Yellow-green brushfinch
- Conservation status: Vulnerable (IUCN 3.1)

Scientific classification
- Kingdom: Animalia
- Phylum: Chordata
- Class: Aves
- Order: Passeriformes
- Family: Passerellidae
- Genus: Atlapetes
- Species: A. luteoviridis
- Binomial name: Atlapetes luteoviridis (Griscom, 1924)
- Synonyms: Pselliophorus luteoviridis

= Yellow-green brushfinch =

- Genus: Atlapetes
- Species: luteoviridis
- Authority: (Griscom, 1924)
- Conservation status: VU
- Synonyms: Pselliophorus luteoviridis

Species of bird

The yellow-green brushfinch (Atlapetes luteoviridis) is a Vulnerable species of bird in the family Passerellidae, the New World sparrows. It is endemic to Panama.

==Taxonomy and systematics==

The yellow-green brushfinch was formally described in 1924 with the binomial Pselliophorus luteoviridis. The species' further taxonomy is unresolved. In 2019 the American Ornithological Society and the Clements taxonomy merged Pselliophorus into Atlapetes. The IOC followed suit in 2020 and the first version of AviList followed them in 2025. However, as of late 2025 BirdLife International's Handbook of the Birds of the World (HBW) retains the species in Pselliophorus.

The yellow-green brushfinch is monotypic.

==Description==

The yellow-green brushfinch is about 17 to 18 cm long. The sexes have the same plumage. Adults have a black crown and the rest of their head is brownish gray mottled with black. Their back is olive green and their rump and uppertail coverts are a darker olive green. Their wings and tail are black but for bright yellow at the bend of the wing. Their breast and belly are yellowish olive green, their undertail coverts olive green, and their flanks a darker olive green. They have puffy lemon yellow feathers on their tibiae. They have a burnt rusty red iris, a black bill, and brownish legs and feet.

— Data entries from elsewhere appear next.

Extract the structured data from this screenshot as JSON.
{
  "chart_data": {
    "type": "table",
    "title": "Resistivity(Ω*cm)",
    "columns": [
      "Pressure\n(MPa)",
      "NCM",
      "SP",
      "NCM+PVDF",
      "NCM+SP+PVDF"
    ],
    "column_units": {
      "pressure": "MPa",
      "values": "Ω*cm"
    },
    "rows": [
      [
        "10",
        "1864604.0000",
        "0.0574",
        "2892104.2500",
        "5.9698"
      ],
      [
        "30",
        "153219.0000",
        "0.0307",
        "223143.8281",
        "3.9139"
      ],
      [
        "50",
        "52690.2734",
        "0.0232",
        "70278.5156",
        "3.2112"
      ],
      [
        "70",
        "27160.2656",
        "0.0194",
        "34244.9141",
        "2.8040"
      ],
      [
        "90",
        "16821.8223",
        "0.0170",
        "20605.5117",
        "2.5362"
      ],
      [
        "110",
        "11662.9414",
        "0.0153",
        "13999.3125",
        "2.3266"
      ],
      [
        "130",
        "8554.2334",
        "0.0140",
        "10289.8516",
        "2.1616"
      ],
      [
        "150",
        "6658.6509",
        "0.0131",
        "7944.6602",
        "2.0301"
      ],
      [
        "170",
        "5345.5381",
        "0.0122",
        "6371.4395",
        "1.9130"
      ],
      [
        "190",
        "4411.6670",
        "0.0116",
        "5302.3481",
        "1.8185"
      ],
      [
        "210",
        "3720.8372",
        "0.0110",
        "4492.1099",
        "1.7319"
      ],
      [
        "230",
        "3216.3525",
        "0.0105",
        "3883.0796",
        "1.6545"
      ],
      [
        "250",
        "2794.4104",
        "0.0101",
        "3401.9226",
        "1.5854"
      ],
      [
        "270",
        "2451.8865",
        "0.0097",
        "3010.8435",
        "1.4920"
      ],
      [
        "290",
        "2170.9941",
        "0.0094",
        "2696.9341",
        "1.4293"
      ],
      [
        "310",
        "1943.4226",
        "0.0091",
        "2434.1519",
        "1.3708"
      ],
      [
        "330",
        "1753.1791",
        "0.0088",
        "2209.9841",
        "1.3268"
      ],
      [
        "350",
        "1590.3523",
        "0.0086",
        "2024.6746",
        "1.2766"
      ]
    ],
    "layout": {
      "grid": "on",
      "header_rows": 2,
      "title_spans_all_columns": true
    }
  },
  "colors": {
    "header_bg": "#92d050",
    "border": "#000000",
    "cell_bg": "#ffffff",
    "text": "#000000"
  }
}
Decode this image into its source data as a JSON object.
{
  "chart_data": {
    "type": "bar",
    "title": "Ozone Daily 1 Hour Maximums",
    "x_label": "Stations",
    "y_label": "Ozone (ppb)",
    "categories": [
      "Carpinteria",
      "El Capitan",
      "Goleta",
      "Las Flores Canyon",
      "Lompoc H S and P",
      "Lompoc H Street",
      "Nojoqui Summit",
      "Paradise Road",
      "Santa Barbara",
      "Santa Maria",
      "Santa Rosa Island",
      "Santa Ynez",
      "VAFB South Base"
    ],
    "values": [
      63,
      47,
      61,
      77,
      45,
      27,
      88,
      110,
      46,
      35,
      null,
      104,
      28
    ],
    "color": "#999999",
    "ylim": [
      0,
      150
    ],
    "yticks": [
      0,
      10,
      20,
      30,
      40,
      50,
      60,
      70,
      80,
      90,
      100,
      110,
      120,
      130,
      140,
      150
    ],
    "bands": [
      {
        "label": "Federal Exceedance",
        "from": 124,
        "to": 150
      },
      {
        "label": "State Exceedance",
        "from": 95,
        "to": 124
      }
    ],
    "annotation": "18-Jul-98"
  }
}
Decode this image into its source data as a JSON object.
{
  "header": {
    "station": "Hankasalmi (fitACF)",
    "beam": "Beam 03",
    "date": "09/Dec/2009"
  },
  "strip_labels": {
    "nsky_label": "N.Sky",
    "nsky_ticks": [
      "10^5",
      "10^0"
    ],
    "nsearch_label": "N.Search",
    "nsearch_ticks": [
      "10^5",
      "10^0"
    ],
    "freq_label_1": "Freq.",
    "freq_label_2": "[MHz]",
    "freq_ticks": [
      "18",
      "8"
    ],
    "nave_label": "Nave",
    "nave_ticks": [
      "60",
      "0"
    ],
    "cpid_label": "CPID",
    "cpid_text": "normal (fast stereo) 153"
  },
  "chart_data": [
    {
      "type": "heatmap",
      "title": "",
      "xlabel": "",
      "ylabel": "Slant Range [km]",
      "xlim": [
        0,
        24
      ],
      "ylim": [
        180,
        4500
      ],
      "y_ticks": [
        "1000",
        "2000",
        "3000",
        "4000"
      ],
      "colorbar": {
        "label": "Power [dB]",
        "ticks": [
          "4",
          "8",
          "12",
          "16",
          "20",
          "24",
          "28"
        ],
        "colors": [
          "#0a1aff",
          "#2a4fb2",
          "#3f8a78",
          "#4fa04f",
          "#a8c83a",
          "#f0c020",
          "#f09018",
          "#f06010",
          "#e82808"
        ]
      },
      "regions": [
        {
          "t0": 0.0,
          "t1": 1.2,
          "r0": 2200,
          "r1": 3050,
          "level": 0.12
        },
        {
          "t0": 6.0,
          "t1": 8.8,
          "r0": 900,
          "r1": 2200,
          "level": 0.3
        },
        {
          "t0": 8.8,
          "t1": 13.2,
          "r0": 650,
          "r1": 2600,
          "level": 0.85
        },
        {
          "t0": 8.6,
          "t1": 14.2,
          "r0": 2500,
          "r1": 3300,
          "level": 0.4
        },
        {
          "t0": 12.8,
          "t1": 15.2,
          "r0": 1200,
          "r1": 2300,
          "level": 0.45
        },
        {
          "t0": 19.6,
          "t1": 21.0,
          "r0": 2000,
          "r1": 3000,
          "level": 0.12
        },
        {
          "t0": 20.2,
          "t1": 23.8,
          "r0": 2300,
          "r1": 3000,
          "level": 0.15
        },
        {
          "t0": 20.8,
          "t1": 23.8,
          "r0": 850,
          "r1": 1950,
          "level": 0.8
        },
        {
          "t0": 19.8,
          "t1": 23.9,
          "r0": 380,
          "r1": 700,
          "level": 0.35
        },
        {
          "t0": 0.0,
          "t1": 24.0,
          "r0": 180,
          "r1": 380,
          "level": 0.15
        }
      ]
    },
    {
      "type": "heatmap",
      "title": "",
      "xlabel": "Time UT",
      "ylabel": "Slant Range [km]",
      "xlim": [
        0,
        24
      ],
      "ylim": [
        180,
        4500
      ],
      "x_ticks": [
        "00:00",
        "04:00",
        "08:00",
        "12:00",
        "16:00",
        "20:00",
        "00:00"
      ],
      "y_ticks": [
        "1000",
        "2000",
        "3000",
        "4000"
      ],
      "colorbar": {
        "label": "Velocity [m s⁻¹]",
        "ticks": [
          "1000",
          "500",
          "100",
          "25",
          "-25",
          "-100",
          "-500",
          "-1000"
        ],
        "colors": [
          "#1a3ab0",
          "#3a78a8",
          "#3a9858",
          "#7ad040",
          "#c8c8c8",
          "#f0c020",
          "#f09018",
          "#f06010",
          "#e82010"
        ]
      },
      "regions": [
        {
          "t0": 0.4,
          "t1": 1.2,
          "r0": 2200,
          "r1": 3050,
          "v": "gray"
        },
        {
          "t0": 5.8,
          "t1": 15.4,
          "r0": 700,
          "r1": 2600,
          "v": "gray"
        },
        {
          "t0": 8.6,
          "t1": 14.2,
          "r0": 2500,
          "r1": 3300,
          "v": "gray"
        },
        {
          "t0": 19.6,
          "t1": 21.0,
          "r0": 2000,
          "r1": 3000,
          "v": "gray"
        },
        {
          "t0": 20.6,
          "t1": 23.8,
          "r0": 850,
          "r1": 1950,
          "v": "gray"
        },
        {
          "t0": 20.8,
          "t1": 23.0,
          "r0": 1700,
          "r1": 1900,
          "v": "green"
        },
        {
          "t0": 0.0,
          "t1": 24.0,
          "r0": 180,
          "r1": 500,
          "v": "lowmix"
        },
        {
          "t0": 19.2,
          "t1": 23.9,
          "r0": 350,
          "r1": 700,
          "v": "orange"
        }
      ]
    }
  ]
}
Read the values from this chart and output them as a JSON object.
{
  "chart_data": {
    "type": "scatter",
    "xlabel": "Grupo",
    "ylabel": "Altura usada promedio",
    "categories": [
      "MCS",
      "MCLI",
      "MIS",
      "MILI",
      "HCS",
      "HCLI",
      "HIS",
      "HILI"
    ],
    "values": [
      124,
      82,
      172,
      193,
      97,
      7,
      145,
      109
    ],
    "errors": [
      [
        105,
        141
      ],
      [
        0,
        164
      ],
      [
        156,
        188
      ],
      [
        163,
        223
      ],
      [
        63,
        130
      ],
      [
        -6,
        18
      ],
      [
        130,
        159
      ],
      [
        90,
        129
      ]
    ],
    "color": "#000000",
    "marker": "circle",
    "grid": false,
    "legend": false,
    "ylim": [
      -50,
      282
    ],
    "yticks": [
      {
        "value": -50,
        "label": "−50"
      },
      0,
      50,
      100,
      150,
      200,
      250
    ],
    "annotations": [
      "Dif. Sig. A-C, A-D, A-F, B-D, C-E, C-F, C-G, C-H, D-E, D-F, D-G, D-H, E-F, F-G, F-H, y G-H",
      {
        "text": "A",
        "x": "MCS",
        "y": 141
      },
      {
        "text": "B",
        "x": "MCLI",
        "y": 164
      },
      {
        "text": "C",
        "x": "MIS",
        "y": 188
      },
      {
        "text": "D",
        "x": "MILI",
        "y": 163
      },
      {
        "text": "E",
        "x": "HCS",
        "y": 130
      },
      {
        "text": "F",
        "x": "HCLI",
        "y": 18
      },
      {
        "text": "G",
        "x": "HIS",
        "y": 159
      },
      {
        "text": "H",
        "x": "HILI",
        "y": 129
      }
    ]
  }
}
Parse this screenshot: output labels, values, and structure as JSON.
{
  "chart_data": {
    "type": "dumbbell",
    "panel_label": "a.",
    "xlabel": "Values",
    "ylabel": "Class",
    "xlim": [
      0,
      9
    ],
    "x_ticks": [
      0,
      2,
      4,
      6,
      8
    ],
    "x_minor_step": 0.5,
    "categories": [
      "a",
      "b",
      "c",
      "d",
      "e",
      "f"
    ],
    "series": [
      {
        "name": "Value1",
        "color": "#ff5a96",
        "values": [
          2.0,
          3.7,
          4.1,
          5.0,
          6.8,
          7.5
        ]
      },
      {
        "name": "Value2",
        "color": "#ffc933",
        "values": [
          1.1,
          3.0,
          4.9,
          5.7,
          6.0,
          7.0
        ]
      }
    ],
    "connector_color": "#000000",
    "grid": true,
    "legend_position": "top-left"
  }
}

==Distribution and habitat==

The yellow-green brushfinch is found in western Panama's Serranía de Tabasará between Chiriquí and Coclé provinces. It may also occur further northwest in Bocas del Toro Province. It inhabits montane evergreen forest in the upper subtropical and temperate zones. There it favors the understory and brushy edges. In elevation it ranges between 1200 and 1800 m.

==Behavior==
===Movement===

The yellow-green brushfinch is a year-round resident.

===Feeding===

The yellow-green brushfinch's diet and foraging behavior have not been studied. They are assumed to be similar to those of its close relative the yellow-thighed brushfinch (A. tibiae), which see here.

===Breeding===

Nothing is known about the yellow-green brushfinch's breeding biology. It is assumed to be similar to that of the yellow-thighed brushfinch, which see here.

===Vocalization===

The yellow-green brushfinch's song is a "hurried jumble of tinkling, sweet, squeaky chattering notes". Pairs often sing in duet. The species' call is a "dry peenk".

==Status==

The IUCN originally in 1988 assessed the yellow-green brushfinch as being of Least Concern but since 1994 as Vulnerable. It has a very small range with an overall area of about 4800 km2 of which it actually occupies only about 600 km2. Its estimated population of between 6000 and 15,000 mature individuals is believed to be decreasing. "Major threats to the species include forest clearance for coffee plantations, subsistence agriculture, cattle grazing, overuse of pesticides and fires. Deforestation is also occurring at the higher elevations favoured by the species, even within the boundaries of protected areas." It occurs in what a field guide describes as small isolated pockets. It is found in at least two nominally protected areas.